Aurizon Network came back to the domestic market for the first time since its 2013 debut during the second full week of June, while Volkswagen Financial Services Australia also returned to print a A$500 million (US$379.3 million) three-year deal. Meanwhile, in its annual post-budget funding update, Queensland Treasury Corporation forecast less issuance than previously anticipated in the near-term but revealed plans to ramp up supply in the out years.
University of Technology Sydney (UTS) (Aa1) revealed on 16 June that it has mandated ANZ and National Australia Bank to arrange a series of fixed-income investor meetings in Australia and Asia commencing on 22 June. An Australian dollar-denominated capital-markets deal may follow, the issuer adds.

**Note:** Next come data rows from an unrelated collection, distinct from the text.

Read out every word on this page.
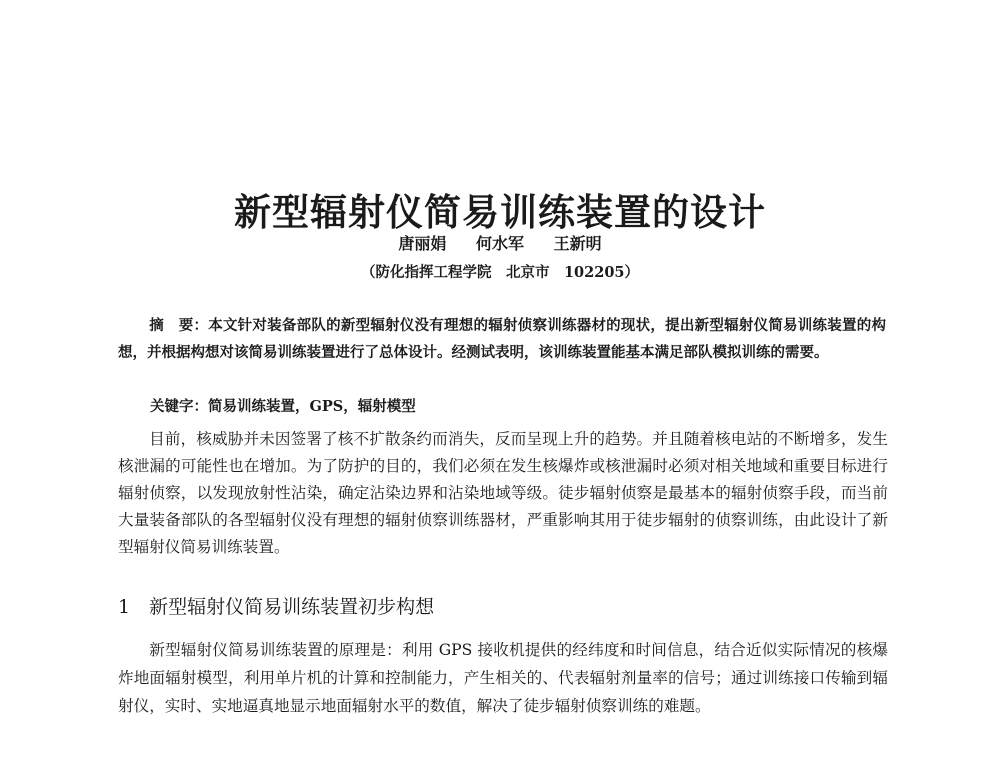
新型辐射仪简易训练装置的设计
唐丽娟 何水军 王新明
（防化指挥工程学院　北京市　102205）

摘　要：本文针对装备部队的新型辐射仪没有理想的辐射侦察训练器材的现状，提出新型辐射仪简易训练装置的构想，并根据构想对该简易训练装置进行了总体设计。经测试表明，该训练装置能基本满足部队模拟训练的需要。

关键字：简易训练装置，GPS，辐射模型

目前，核威胁并未因签署了核不扩散条约而消失，反而呈现上升的趋势。并且随着核电站的不断增多，发生核泄漏的可能性也在增加。为了防护的目的，我们必须在发生核爆炸或核泄漏时必须对相关地域和重要目标进行辐射侦察，以发现放射性沾染，确定沾染边界和沾染地域等级。徒步辐射侦察是最基本的辐射侦察手段，而当前大量装备部队的各型辐射仪没有理想的辐射侦察训练器材，严重影响其用于徒步辐射的侦察训练，由此设计了新型辐射仪简易训练装置。

1　新型辐射仪简易训练装置初步构想

新型辐射仪简易训练装置的原理是：利用 GPS 接收机提供的经纬度和时间信息，结合近似实际情况的核爆炸地面辐射模型，利用单片机的计算和控制能力，产生相关的、代表辐射剂量率的信号；通过训练接口传输到辐射仪，实时、实地逼真地显示地面辐射水平的数值，解决了徒步辐射侦察训练的难题。
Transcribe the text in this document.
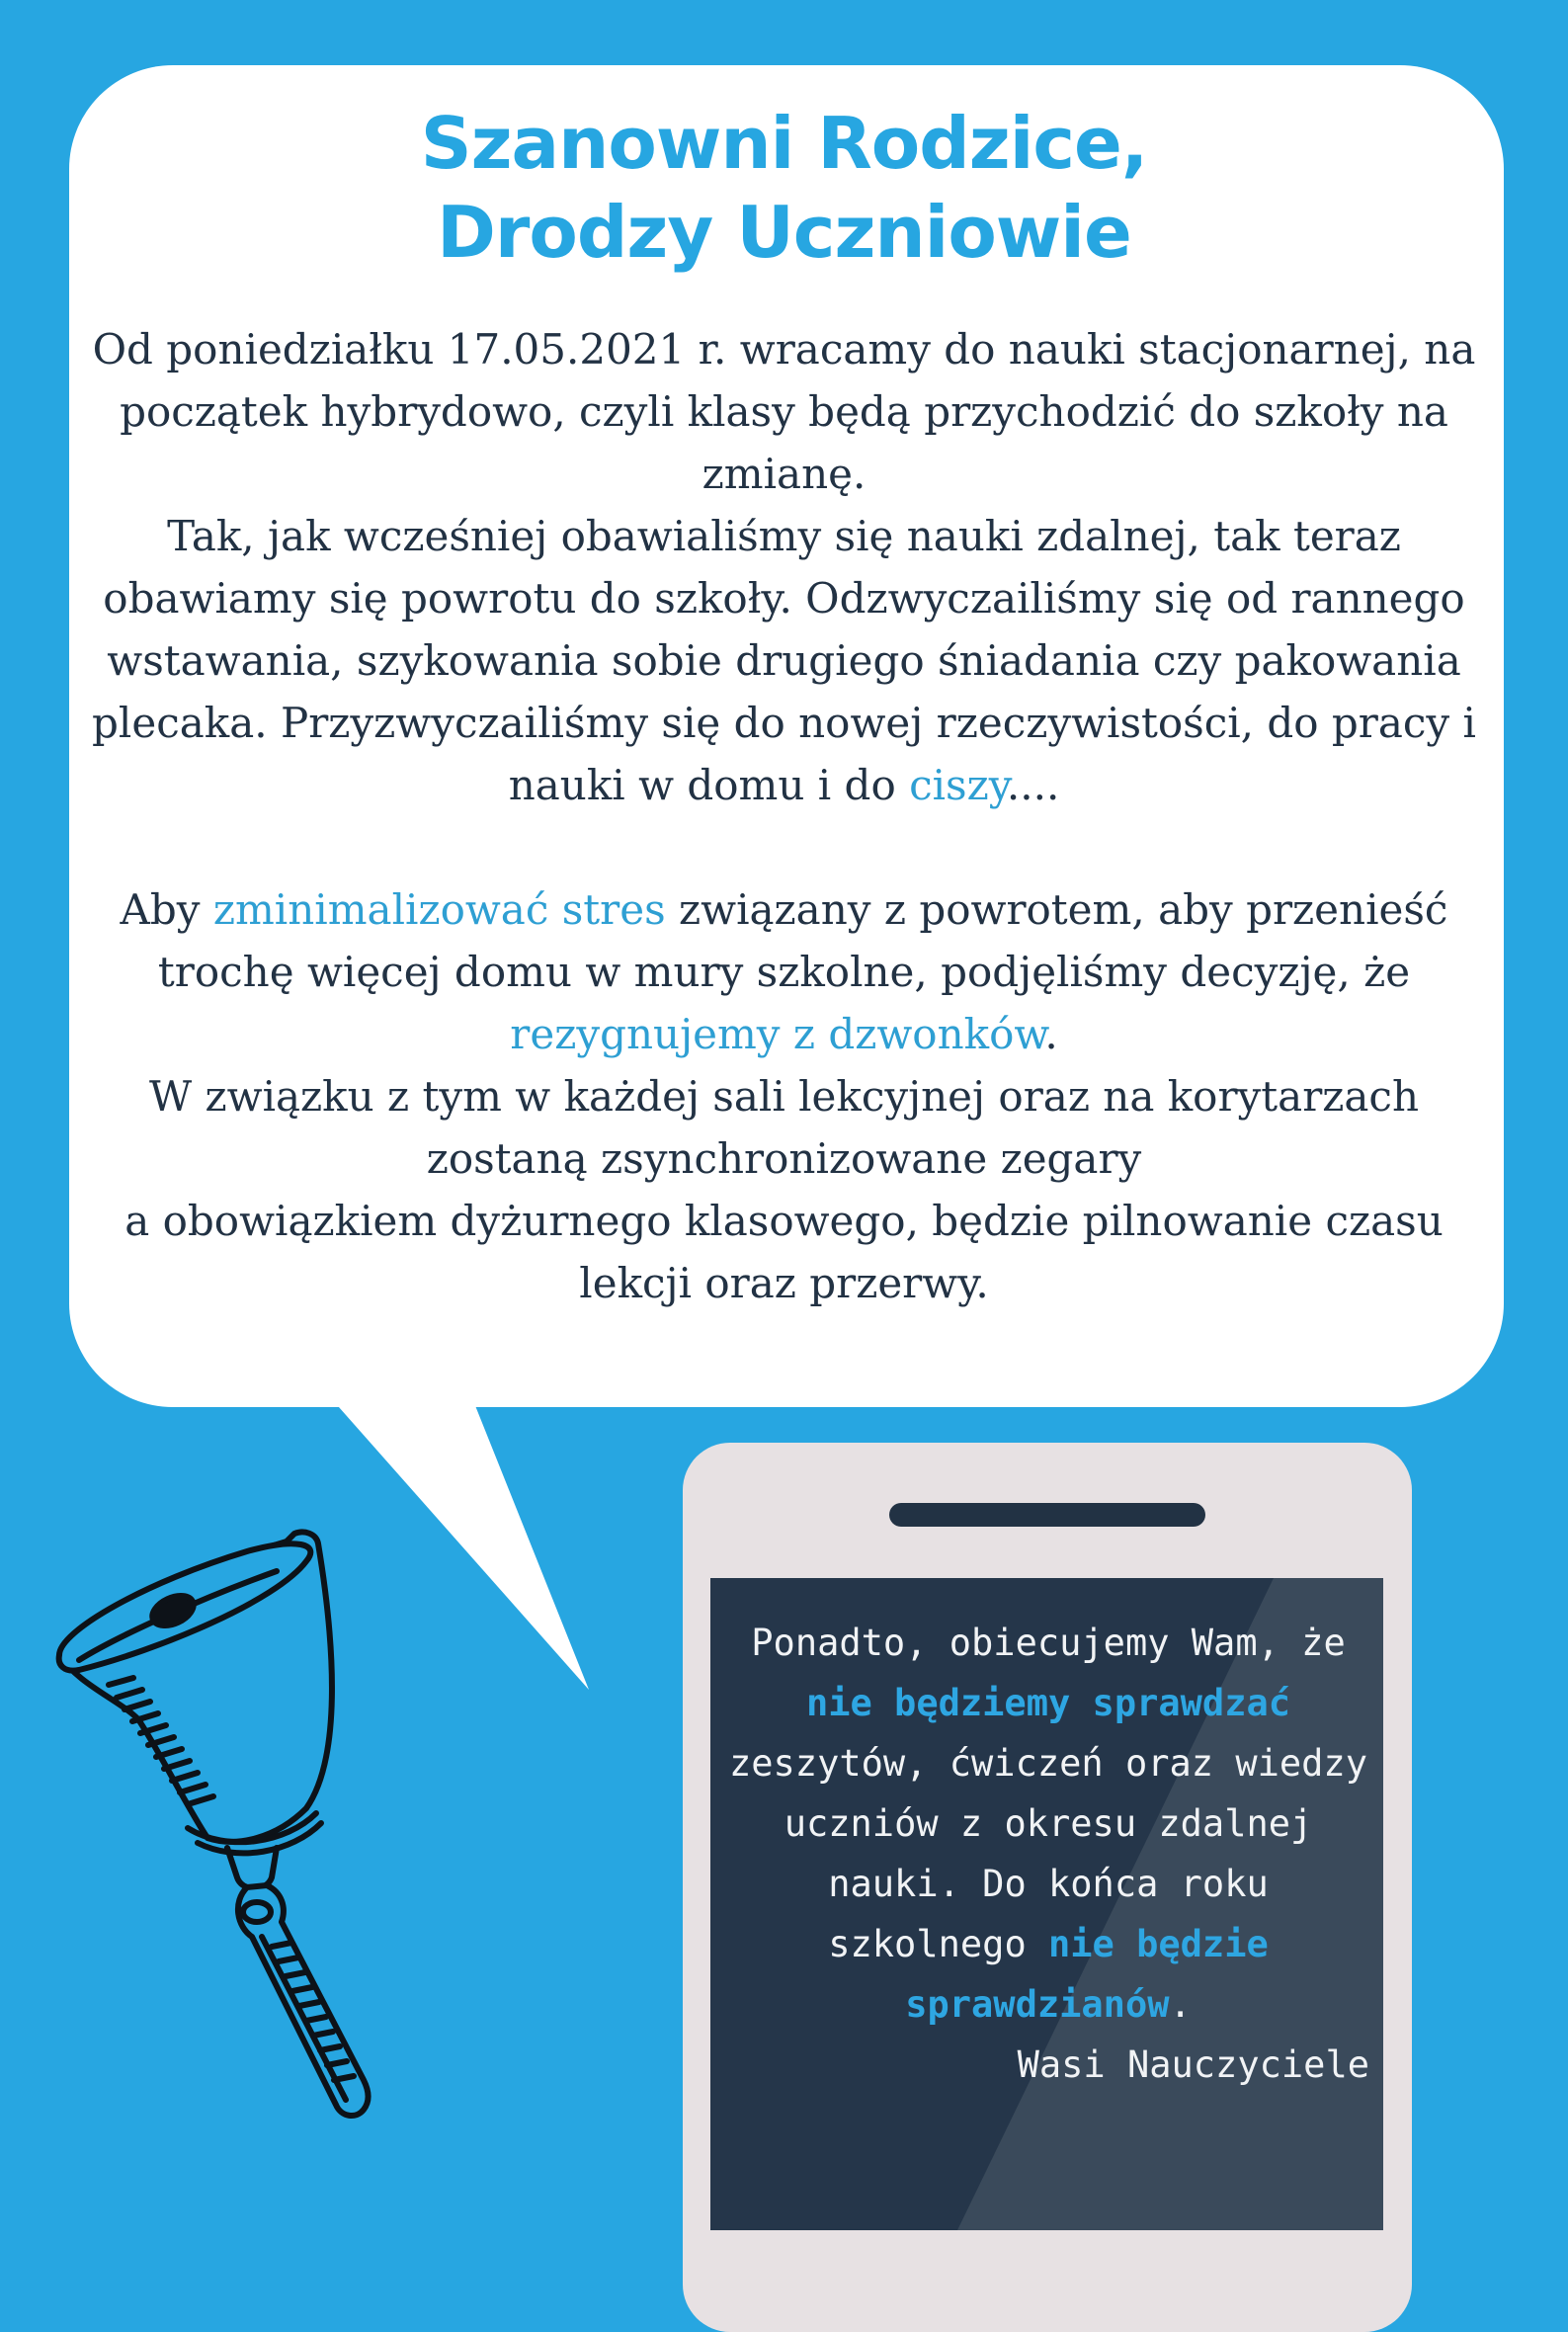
Szanowni Rodzice,
Drodzy Uczniowie

Od poniedziałku 17.05.2021 r. wracamy do nauki stacjonarnej, na początek hybrydowo, czyli klasy będą przychodzić do szkoły na zmianę.
Tak, jak wcześniej obawialiśmy się nauki zdalnej, tak teraz obawiamy się powrotu do szkoły. Odzwyczailiśmy się od rannego wstawania, szykowania sobie drugiego śniadania czy pakowania plecaka. Przyzwyczailiśmy się do nowej rzeczywistości, do pracy i nauki w domu i do ciszy....

Aby zminimalizować stres związany z powrotem, aby przenieść trochę więcej domu w mury szkolne, podjęliśmy decyzję, że rezygnujemy z dzwonków.
W związku z tym w każdej sali lekcyjnej oraz na korytarzach zostaną zsynchronizowane zegary
a obowiązkiem dyżurnego klasowego, będzie pilnowanie czasu lekcji oraz przerwy.

Ponadto, obiecujemy Wam, że nie będziemy sprawdzać zeszytów, ćwiczeń oraz wiedzy uczniów z okresu zdalnej nauki. Do końca roku szkolnego nie będzie sprawdzianów.

Wasi Nauczyciele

The New Zealand Debt Management Office (NZDMO) says feedback from investors led it to initiate discussion within New Zealand government circles about committing to a minimum supply of sovereign debt on issue. New Zealand is approaching a forecast period of strong budget performance, and by maintaining bond supply the NZDMO hopes to support confidence in an actively traded market.
Aurizon Network (Aurizon)’s return to domestic issuance, nearly four years after its debut, is rated by buy- and sell-side deal sources as a relative-value success – allowing for a more than three-times oversubscription. The issuer says its confidence in the Australian dollar market was renewed by the pace of local deal flow during 2017.
While Australia’s corporate market appears to be more willing than ever to engage with longer-dated supply, a plurality of domestic fund managers say they expect to shorten portfolio duration. Investors tell KangaNews the portfolio impact of longer-dated corporate supply can be managed, however – allowing them to respond to issuers’ desire to add tenor to their debt profiles.
The annual post-budget funding update released by Queensland Treasury Corporation (QTC) on 14 June projects a lower issuance task for 2017/18 than previously anticipated, but a ramping up of issuance in the back part of the current decade.
On 14 June, Summerset Group Holdings (Summerset) (NR) revealed that it has completed the bookbuild on its six-year, fixed-rate, retail bonds issue. Summerset has raised NZ$100 million (US$72.2 million) from the offer, including oversubscriptions of NZ$25 million, at an interest rate of 4.78 per cent and a margin of 195 basis points over mid-swap.